The NSA’s office however admitted that failure of the government to set up “the fusion centre or the counter-terrorism centre” headed by the NSA had been hampering the functions of the office.

The counter-terrorism centre, according to an official in the NSA’s office, Col. Bello Fadile, is supposed to analyse intelligence, coordinate the activities of security agencies and apportion tasks to the appropriate organisations.

Fadile said the Central Bank of Nigeria had agreed to fund the project and that a location had been provided for the project but that the final processing required for the take-off was still pending at the office of the Secretary to the Government of the Federation.

He accused the international community of bias in its assessment of government’s approach to the fight against terrorism and the Nigerian media of non-nationalistic reportage of the developments in the war.

He spoke in Abuja on Tuesday at a seminar to raise capacity within the criminal justice system.

He said that the international community continued to make so much noise about rights violations in the North-East region, home to Boko Haram insurgency, but that the same international community only gave scant attention to more heinous rights violations taking place in some other nations that were also fighting terrorism.

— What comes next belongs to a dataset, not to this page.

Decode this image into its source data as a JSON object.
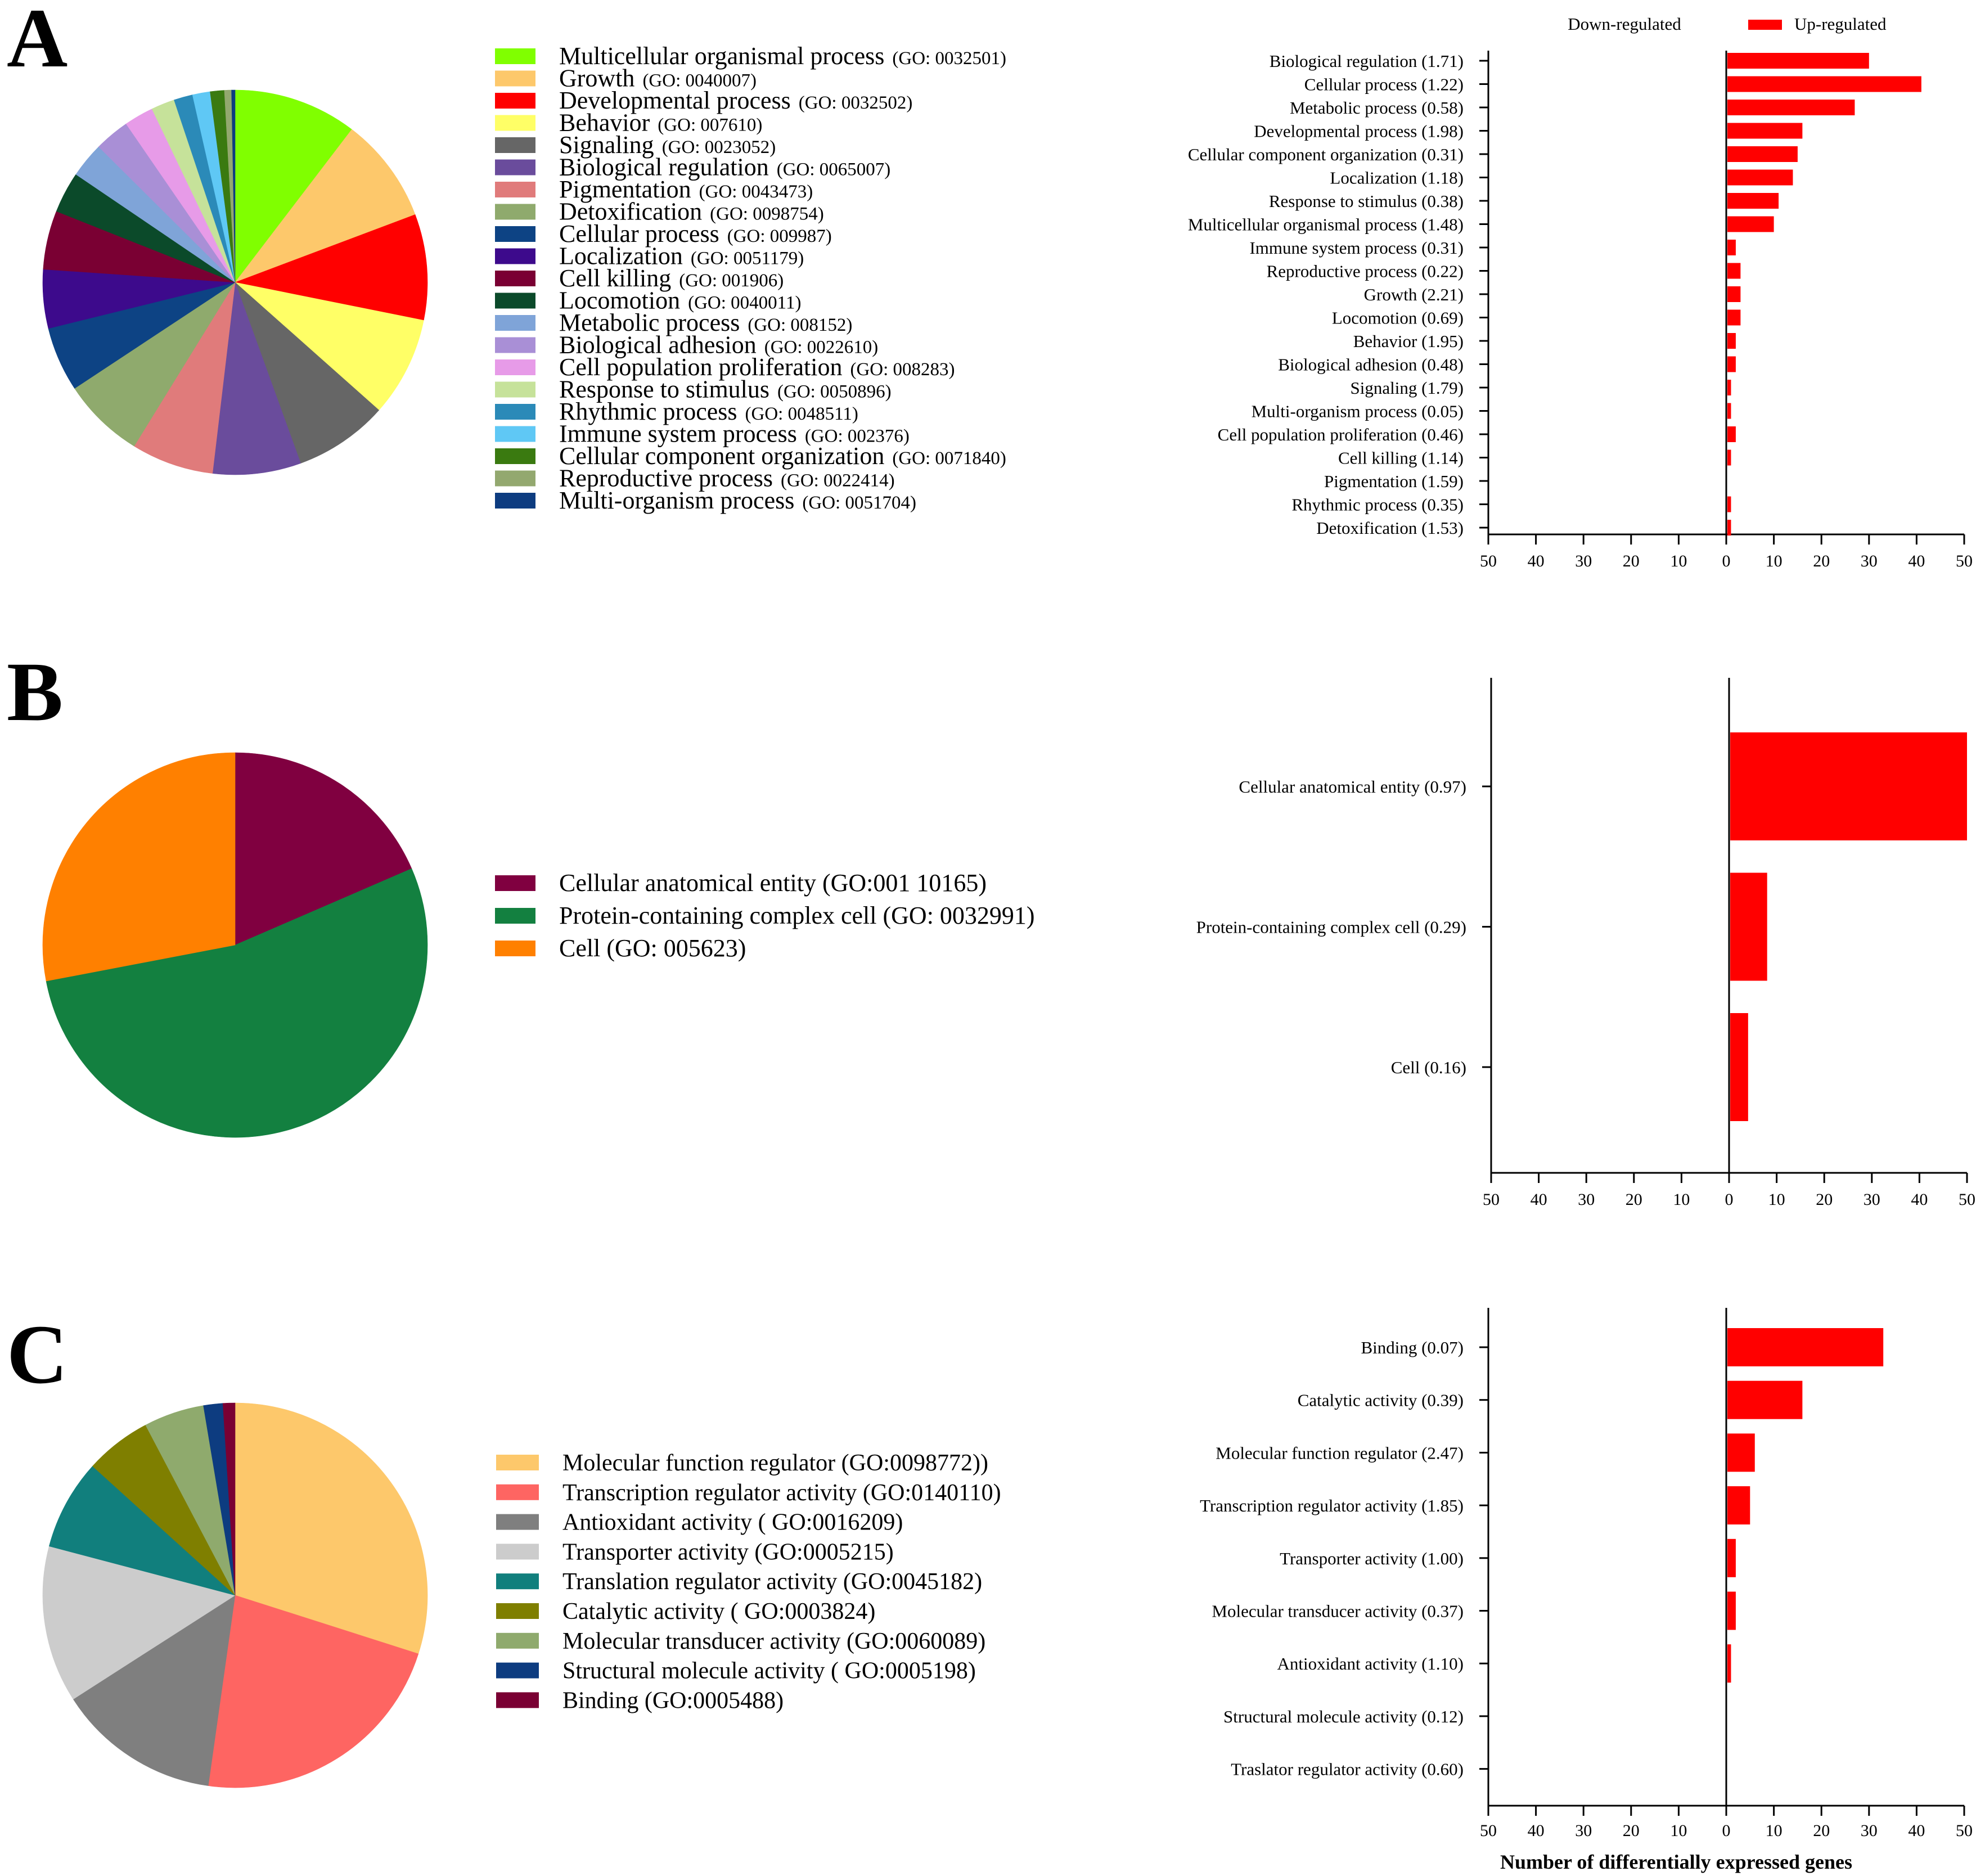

Fadile said the Federal Government’s “soft approaches” strategy to prevent recruitment of more members for the insurgent group “is not being effective because we don’t have the media”.

“The media is one of our major problems. We have to be nationalistic. They (the media) can help us. Why do we have more attention on rights violations in Nigeria? Why the double standard from the international community? Nobody is talking of human rights violations in Syria and other places,” he said.

He wondered why it was difficult for the developed nations to block the posting of Boko Haram videos on the internet, adding that much more international attention was being given to ISIS than the terrorists in Nigeria.

“Why is that anything about Boko Haram easily gets online? Why can’t they help us to block it?” he queried.

The Attorney General of the Federation and Minister of Justice, Mr. Mohammed Adoke, noted in his keynote address that “striking a delicate balance between the demands of human rights and national security” always constituted a grave concern in every nation that fought anti-terrorism war.

Adoke, who was represented by one of his Senior Special Assistants, Prof. Peter Akper, however said “the arrest and arraignment process, including the question of remand of suspected terrorists require a delicate balance between constitutional liberties and national security.”